Long-term growth ‘still achievable’

Not factored in. Protesters in Manila splash red paint at the logo of Shell to denounce the new round of oil price hikes. ATR Asset Management Group chief investment officer Phillip Hagedorn says the unexpected rise in oil prices in the world market and tight supply in rice were not factored in when the government estimated the effects on the prices of goods when the Tax Reform for Acceleration and Inclusion Law was implemented, leading inflation to shoot up. (AP Foto)
Not factored in. Protesters in Manila splash red paint at the logo of Shell to denounce the new round of oil price hikes. ATR Asset Management Group chief investment officer Phillip Hagedorn says the unexpected rise in oil prices in the world market and tight supply in rice were not factored in when the government estimated the effects on the prices of goods when the Tax Reform for Acceleration and Inclusion Law was implemented, leading inflation to shoot up. (AP Foto)

THE long-term outlook for the Philippine economy remains positive, amid the economic challenges the country is facing.

ATR Asset Management (Atram) Group chief investment officer Phillip Hagedorn yesterday said they see the Philippine economy growing between six and 6.4 percent this year amid global and domestic economic pressures.

Hagedorn said despite the downgrade in forecasts by international financial institutions, they are “pretty confident” that the gross domestic product (GDP) will remain high. GDP is a measure of the market value of final goods and services produced.

He noted that the government has money and that the investment cycle, which has long been overdue, is finally taking hold.

“That six percent is something that we could count on moving forward,” said Hagedorn.

“We are growing faster than China.
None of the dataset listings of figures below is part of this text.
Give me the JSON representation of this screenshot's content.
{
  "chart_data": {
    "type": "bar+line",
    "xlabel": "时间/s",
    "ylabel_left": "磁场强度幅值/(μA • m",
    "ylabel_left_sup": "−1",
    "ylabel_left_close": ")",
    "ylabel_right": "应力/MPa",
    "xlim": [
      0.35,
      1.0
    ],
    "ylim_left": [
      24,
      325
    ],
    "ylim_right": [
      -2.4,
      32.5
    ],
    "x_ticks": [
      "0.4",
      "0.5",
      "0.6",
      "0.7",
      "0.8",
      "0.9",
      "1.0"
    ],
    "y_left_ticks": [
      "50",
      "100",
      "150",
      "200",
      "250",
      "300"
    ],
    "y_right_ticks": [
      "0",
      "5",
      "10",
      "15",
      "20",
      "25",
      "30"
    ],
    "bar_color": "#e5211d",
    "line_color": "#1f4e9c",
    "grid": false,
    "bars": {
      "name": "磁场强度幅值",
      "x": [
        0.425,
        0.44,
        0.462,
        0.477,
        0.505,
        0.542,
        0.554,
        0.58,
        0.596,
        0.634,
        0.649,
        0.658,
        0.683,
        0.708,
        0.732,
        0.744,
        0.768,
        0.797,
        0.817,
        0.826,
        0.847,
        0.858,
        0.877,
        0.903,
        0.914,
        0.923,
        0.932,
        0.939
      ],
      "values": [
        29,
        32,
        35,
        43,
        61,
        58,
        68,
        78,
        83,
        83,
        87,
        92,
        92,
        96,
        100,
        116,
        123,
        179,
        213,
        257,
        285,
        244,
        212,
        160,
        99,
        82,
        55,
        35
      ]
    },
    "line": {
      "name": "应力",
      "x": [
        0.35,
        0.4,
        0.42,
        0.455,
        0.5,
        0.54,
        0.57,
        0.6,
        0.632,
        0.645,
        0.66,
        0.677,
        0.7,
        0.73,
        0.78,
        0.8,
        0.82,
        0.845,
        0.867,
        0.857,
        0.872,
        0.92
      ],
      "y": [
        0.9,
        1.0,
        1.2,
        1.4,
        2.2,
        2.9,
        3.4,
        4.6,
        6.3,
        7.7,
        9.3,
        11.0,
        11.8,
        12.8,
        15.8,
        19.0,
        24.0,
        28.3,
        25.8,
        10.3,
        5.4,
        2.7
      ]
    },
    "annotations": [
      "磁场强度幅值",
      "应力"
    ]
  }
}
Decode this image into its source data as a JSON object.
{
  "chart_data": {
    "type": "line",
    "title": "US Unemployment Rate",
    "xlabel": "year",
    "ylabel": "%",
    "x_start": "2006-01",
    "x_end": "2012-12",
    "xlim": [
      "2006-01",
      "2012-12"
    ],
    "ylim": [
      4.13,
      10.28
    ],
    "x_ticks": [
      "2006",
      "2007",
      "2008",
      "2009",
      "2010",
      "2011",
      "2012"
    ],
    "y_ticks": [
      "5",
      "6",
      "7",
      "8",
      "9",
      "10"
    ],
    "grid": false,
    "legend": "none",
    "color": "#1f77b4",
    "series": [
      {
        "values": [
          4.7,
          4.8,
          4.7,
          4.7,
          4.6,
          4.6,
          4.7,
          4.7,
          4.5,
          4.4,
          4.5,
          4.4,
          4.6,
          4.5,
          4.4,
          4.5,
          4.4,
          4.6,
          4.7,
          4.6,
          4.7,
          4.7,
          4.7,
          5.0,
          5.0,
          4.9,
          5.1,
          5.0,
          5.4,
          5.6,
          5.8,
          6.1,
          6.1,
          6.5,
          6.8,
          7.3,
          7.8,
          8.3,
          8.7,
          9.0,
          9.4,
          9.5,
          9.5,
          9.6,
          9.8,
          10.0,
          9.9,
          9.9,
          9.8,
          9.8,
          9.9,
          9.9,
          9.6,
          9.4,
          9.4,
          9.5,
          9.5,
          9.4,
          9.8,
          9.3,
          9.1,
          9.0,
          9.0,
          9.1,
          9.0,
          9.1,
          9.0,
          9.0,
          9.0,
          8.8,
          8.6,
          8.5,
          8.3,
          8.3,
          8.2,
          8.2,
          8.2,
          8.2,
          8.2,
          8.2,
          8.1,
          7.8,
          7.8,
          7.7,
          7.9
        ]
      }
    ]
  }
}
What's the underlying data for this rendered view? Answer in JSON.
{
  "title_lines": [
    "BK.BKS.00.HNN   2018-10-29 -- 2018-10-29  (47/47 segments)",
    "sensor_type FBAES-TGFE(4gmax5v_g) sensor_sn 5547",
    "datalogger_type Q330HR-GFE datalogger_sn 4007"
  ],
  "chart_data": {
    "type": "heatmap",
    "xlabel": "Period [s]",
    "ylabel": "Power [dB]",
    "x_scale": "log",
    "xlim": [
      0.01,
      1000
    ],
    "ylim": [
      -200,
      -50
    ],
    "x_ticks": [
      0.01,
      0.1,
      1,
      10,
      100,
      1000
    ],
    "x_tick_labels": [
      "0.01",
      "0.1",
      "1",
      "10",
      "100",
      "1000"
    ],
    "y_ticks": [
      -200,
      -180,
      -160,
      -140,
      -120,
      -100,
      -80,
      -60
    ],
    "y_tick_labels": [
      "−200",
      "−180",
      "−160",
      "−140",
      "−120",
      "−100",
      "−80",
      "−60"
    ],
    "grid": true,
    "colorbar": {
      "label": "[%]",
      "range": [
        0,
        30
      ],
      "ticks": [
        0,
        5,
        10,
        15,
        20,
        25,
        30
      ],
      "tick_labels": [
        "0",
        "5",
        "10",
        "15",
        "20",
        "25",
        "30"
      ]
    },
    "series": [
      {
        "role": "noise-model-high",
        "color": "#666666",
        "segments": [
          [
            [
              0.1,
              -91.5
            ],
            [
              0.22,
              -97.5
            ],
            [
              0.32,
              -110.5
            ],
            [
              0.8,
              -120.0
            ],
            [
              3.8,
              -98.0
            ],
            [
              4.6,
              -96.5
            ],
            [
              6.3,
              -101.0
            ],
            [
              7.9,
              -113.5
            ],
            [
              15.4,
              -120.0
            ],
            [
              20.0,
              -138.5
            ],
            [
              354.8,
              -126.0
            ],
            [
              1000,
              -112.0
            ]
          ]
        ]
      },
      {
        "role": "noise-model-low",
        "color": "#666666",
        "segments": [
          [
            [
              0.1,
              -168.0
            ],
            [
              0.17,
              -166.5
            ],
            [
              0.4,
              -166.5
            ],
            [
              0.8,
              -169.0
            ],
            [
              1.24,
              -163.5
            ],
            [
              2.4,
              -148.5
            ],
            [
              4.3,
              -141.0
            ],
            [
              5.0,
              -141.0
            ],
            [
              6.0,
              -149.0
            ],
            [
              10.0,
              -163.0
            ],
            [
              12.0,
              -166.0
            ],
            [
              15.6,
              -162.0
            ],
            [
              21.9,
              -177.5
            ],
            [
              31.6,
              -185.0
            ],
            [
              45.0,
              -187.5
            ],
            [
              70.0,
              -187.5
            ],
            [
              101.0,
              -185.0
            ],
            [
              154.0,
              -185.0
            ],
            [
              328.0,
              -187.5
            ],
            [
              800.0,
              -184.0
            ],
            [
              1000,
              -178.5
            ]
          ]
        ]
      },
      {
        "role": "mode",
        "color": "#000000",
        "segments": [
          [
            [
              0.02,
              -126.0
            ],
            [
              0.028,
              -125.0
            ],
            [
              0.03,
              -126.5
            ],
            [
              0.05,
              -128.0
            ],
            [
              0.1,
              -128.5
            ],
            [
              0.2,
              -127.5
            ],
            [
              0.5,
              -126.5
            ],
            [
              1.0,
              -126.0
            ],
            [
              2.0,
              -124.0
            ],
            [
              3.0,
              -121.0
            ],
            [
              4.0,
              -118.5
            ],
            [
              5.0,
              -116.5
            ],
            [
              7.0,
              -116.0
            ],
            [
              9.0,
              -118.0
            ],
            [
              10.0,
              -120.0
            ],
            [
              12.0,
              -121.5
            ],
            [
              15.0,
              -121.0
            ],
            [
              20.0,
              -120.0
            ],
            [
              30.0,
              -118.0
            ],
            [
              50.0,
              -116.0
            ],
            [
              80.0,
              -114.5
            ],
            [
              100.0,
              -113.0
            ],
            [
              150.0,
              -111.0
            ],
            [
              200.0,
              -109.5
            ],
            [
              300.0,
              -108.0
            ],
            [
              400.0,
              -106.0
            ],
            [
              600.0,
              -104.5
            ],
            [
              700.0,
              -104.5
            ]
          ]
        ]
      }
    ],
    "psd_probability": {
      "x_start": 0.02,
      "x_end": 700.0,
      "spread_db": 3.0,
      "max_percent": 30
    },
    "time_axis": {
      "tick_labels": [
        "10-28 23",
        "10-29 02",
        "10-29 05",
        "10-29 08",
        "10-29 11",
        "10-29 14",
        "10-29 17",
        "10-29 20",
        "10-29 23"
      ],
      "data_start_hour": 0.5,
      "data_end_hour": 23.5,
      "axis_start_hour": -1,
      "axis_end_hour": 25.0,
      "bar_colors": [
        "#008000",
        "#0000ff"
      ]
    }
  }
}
We are the number four in Asia, and I think that will continue, purely because we are investing and the consumption demand is still very robust,” he added.

The Asian Development Bank (ADB) revised its economic growth outlook for the Philippines to 6.4 percent for 2018, as the country’s GDP growth softened in the first half of the year. The International Monetary Fund, on the other hand, expects the country’s GDP to grow 6.5 percent, a downward revision from the 6.7 percent estimate in its July report.

While the country expected a minimal spike of prices on consumer goods due to the first tax reform package, Hagedorn said the unexpected jump in oil prices in the world market and the tight supply in rice weren’t factored in, which led to the high inflation.

Hagedorn sees the high inflation as transitory and expects it to stabilize in the near term. He, however, said the prices of oil may remain high in the coming months--at $70 to $80 a barrel.

“But the government is treating this issue seriously,” he said, adding that passing the proposed rice tariffication bill will help mitigate further spikes in food prices.

Besides domestic pressures, the volatility of the global market is also affecting the country’s performance in the stock market.

The Philippine Stock Exchange index (PSEi) on Thursday plummeted to its lowest close since June 25 at 6,884.38. The PSEi is now 24 percent lower than its record-high of 9,058.62 last Jan. 29. It recovered to 7,004.77 yesterday.

In a separate interview, COL Financial president Dino Bate said, “The reason for the recent drop in our market was caused by the sharp decline in the US market, which was the only market holding the global markets up.” US stocks fell sharply on Thursday amid fears of rapidly rising interest rates and a possible global economic slowdown.

Bate thinks that in the short term, the market will remain very volatile, especially since it broke the critical support of 6,900.

He said that at current levels, the market is presenting good values and will reward those that take advantage of this as long as they remain in the medium (two to three years) to long term (three to five years) in this market.

Asked if it’s a good time to sell shares, Bate said, “I think the market is oversold so it’s not a good time to sell. It’s best to wait for the market to bounce.”